Beide partners dragen evenveel bij aan de uitvoering van het traject. Een traject kost het ministerie maximaal één miljoen euro. Activiteiten, personele inzet, tijdsbeslag en verdeling van de kosten worden vooraf overeengekomen. Een traject duurt maximaal vijf jaar. Voor dit programma heb ik veertien miljoen euro beschikbaar gesteld voor de komende vijf jaar. De afdeling Onderzoek en Communicatie van de Directie Cultuur, Onderwijs en Onderzoek (DCO/OC) regisseert en coördineert de totstandkoming van een samenwerkingstraject, bewaakt de kwaliteit, spreiding, planning en uitvoering, en draagt zorg voor monitoring en beheer. Een nog op te richten klankbordgroep van wetenschappers en beleidsmakers toetst en adviseert ten behoeve van verdere beleidsontwikkeling.

Werkwijze
De samenwerkende partners zijn academische of andere kennisinstellingen in Nederland (eventueel in partner-landen) en afdelingen en posten van BZ. Activiteiten worden uitgevoerd door personeel van beide partners, onder wie beleidsmedewerkers, onderzoekers, promovendi, (gast)docenten en studenten.

Een universitaire afdeling of academisch instituut sluit met een (of meer) afdeling(en) of posten van het ministerie een samenwerkingsovereenkomst voor langere tijd, gebaseerd op een thema van ontwikkelingssamenwerking, zoals onderwijs, reproductieve gezondheid, milieu / water, HIV/Aids, goed bestuur of verbetering ondernemingsklimaat.

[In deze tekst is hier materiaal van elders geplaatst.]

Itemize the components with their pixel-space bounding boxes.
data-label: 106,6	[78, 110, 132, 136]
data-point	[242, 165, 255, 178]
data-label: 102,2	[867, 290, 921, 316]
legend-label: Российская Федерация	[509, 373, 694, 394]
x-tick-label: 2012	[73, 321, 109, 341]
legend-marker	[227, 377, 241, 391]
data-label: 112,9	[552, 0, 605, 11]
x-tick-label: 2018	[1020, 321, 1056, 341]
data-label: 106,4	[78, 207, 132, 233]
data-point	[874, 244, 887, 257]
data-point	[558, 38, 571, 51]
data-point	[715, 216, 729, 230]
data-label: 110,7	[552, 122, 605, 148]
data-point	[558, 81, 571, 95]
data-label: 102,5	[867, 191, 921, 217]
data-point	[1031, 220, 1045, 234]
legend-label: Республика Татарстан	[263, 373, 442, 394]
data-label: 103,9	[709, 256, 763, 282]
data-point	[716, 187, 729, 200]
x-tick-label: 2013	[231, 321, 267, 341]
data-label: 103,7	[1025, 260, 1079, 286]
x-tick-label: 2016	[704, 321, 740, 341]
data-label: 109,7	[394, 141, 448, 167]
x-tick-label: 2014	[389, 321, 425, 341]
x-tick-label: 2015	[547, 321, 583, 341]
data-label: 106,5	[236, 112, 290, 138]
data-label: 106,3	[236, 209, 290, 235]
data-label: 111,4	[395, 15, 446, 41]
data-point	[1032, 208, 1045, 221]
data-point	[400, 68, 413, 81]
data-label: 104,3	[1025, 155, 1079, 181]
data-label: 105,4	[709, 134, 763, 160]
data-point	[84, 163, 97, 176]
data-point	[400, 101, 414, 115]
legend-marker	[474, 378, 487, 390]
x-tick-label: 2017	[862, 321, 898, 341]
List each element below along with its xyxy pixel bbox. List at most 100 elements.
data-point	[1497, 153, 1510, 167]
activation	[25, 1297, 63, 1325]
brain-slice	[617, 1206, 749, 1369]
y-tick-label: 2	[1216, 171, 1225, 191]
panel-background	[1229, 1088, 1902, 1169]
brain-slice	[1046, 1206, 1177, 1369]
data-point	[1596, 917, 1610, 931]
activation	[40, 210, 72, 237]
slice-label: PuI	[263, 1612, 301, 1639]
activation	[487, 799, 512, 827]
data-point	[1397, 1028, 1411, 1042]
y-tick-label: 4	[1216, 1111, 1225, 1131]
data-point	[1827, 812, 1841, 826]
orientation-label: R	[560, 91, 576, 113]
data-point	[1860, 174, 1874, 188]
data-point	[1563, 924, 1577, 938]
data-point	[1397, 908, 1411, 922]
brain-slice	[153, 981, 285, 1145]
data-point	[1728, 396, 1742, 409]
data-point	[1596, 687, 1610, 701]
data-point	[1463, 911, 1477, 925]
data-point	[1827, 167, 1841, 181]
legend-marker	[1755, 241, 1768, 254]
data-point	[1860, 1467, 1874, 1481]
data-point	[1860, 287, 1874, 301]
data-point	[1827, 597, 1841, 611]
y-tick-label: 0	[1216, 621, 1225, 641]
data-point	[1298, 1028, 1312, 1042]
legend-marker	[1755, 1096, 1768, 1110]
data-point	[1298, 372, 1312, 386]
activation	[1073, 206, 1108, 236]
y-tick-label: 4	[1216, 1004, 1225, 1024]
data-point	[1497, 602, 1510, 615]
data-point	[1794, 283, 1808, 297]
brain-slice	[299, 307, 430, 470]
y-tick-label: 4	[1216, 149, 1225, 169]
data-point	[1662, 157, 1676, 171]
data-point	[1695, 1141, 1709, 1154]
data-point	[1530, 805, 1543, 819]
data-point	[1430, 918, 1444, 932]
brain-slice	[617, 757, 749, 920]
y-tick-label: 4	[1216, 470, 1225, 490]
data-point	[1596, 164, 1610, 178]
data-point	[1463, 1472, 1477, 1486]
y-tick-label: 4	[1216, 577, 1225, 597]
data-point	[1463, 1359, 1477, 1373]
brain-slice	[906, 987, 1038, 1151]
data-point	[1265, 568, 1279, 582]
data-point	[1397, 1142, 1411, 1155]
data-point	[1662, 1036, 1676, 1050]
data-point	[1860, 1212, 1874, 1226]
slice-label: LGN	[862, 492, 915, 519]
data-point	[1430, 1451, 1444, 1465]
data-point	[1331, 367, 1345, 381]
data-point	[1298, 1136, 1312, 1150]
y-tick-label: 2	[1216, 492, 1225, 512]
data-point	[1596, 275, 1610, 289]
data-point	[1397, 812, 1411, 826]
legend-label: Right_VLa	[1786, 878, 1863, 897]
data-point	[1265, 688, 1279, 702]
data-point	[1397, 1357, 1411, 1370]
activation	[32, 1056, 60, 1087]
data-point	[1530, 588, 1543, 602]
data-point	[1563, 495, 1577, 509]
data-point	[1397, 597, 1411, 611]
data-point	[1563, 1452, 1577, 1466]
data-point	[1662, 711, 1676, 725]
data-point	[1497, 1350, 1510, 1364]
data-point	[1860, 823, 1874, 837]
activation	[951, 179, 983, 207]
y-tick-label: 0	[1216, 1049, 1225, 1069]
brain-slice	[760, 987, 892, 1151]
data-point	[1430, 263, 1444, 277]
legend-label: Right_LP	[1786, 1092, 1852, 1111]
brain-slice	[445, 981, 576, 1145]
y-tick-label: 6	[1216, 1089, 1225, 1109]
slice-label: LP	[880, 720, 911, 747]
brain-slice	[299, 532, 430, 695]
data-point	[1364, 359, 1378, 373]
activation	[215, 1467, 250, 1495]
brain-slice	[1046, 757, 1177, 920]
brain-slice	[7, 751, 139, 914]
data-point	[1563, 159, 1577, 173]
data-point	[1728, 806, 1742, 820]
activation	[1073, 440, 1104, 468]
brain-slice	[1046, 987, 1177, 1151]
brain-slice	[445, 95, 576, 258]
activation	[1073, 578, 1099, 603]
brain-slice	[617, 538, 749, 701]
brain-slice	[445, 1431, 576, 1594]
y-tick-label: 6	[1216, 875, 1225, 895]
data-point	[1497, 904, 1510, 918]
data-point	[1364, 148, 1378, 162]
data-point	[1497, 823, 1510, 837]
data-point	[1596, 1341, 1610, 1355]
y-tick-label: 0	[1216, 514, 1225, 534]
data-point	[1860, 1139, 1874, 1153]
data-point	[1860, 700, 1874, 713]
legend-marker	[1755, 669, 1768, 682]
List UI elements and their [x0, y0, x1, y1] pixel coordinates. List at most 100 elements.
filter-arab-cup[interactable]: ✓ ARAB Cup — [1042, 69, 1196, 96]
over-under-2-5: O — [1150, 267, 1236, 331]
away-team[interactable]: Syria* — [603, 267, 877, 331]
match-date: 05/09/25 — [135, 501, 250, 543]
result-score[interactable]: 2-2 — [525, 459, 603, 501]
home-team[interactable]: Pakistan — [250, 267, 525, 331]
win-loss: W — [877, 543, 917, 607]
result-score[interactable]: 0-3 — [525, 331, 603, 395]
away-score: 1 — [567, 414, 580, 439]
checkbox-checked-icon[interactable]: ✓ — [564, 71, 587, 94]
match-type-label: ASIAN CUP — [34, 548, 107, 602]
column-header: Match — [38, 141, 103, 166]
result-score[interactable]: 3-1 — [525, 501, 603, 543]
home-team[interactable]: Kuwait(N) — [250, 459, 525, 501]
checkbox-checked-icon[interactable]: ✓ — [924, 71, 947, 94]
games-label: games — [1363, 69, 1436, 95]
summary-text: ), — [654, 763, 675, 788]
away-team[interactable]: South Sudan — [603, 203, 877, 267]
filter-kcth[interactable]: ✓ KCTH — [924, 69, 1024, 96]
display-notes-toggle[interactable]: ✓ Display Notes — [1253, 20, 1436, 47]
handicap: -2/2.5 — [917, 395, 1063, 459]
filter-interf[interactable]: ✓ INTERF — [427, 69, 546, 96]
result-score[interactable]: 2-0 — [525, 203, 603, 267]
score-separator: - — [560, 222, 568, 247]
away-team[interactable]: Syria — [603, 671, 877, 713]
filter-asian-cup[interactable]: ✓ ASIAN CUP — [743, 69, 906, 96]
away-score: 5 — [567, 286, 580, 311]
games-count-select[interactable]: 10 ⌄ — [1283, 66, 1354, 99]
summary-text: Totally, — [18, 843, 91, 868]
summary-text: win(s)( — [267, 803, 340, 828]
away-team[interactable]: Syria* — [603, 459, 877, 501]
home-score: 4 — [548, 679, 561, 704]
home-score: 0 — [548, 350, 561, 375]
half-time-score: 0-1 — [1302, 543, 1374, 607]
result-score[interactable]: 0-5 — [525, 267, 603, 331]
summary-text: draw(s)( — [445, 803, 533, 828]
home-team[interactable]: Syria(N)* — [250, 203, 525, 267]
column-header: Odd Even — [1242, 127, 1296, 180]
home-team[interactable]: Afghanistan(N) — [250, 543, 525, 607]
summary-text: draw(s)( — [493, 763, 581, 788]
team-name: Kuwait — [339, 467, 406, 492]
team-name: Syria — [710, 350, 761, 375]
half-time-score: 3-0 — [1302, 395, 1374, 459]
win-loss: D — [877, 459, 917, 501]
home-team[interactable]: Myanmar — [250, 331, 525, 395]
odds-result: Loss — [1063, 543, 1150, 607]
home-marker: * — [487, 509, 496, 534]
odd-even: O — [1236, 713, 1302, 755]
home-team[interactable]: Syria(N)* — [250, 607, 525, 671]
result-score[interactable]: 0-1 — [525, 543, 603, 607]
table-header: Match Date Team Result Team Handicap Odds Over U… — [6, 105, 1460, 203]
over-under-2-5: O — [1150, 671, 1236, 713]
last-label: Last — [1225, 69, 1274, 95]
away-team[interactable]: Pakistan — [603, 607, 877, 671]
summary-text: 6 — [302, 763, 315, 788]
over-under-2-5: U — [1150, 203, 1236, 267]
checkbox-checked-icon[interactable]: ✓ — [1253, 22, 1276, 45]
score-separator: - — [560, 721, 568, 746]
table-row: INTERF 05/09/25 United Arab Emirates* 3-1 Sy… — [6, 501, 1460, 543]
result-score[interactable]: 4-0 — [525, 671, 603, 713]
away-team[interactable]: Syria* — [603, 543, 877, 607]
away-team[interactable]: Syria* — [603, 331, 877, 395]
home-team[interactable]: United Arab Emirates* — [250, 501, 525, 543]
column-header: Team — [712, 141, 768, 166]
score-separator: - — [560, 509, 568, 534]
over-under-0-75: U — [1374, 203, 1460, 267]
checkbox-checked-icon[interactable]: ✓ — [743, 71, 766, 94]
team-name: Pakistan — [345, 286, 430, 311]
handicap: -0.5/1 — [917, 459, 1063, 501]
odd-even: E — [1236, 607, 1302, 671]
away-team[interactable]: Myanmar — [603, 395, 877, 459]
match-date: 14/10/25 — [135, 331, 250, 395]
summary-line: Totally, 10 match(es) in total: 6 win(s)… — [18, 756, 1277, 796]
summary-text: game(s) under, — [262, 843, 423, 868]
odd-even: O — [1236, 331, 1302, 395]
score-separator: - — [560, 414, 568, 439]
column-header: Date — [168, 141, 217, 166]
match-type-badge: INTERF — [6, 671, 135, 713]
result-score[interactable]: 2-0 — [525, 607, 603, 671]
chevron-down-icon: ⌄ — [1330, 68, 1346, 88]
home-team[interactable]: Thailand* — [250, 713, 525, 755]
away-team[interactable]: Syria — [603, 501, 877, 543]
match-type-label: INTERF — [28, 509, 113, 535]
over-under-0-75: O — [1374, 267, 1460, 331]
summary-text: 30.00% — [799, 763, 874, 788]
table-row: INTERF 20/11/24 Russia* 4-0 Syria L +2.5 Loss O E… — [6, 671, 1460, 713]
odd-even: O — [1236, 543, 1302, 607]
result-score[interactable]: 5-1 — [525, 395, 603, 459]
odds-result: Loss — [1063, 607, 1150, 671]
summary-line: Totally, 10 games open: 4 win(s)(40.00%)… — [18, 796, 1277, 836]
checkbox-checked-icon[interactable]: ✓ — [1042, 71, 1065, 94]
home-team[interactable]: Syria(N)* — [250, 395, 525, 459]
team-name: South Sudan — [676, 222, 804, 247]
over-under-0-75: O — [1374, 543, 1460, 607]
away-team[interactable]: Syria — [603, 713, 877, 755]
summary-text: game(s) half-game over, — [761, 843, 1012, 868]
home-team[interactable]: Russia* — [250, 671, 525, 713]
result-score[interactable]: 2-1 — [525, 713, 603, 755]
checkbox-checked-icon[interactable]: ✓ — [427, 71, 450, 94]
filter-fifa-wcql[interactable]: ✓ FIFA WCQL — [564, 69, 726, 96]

Ook academische instellingen in de partnerlanden kunnen via ambassades een samenwerking aangaan. In de samenwerkingsovereenkomst staat de gelijkwaardigheid van beide partners centraal.

De afdeling Onderzoek en Communicatie selecteert trajecten op basis van inhoudelijke criteria en een gebalanceerde verdeling over thema's van internationale samenwerking, kennisinstellingen en afdelingen van het ministerie. De klankbordgroep van beleidsmakers en wetenschappers adviseert hierin. Tijdens inventariserende gesprekken geven beide partners aan welk thema en onderwerp voor de samenwerking worden gekozen. Vervolgens worden vraag en doelstellingen geformuleerd, waarna een gezamenlijke (onderzoeks)agenda, activiteitenschema en begroting worden opgesteld voor de meerjarige samenwerking. De instelling dient het gemeenschappelijk voorstel in, waarna de goedkeuringsprocedure volgt. Na goedkeuring sluiten beide partijen een overeenkomst voor de uitvoering van het traject.

De plaats van de IS-academie in het onderzoeksbeleid

De IS-academie maakt deel uit van het onderzoeksbeleid van het ministerie van Buitenlandse Zaken. Het onderzoeksbeleid heeft als hoofddoelstelling het effectief gebruik van kennis en onderzoek voor armoedebestrijding en duurzame ontwikkeling. De IS-academie komt voort uit de wens te investeren in relaties met de (Nederlandse) onderzoekswereld, met als doel wederzijdse beïnvloeding en samenwerking bij de ontwikkeling en het gebruik van kennis.

Stand van zaken
Vijf trajecten in het kader van de IS-academie zijn of worden voorbereid en starten zomer/najaar 2005. Het gaat daarbij om de thema's "HIV/Aids", "maatschappelijk middenveld en goed bestuur", "armoedebestrijding en goed bestuur", "onderwijs en ontwikkeling", en het terrein van "falende staten in Afrika". Binnen het beschikbare budget is ruimte voor maximaal tien nieuwe trajecten.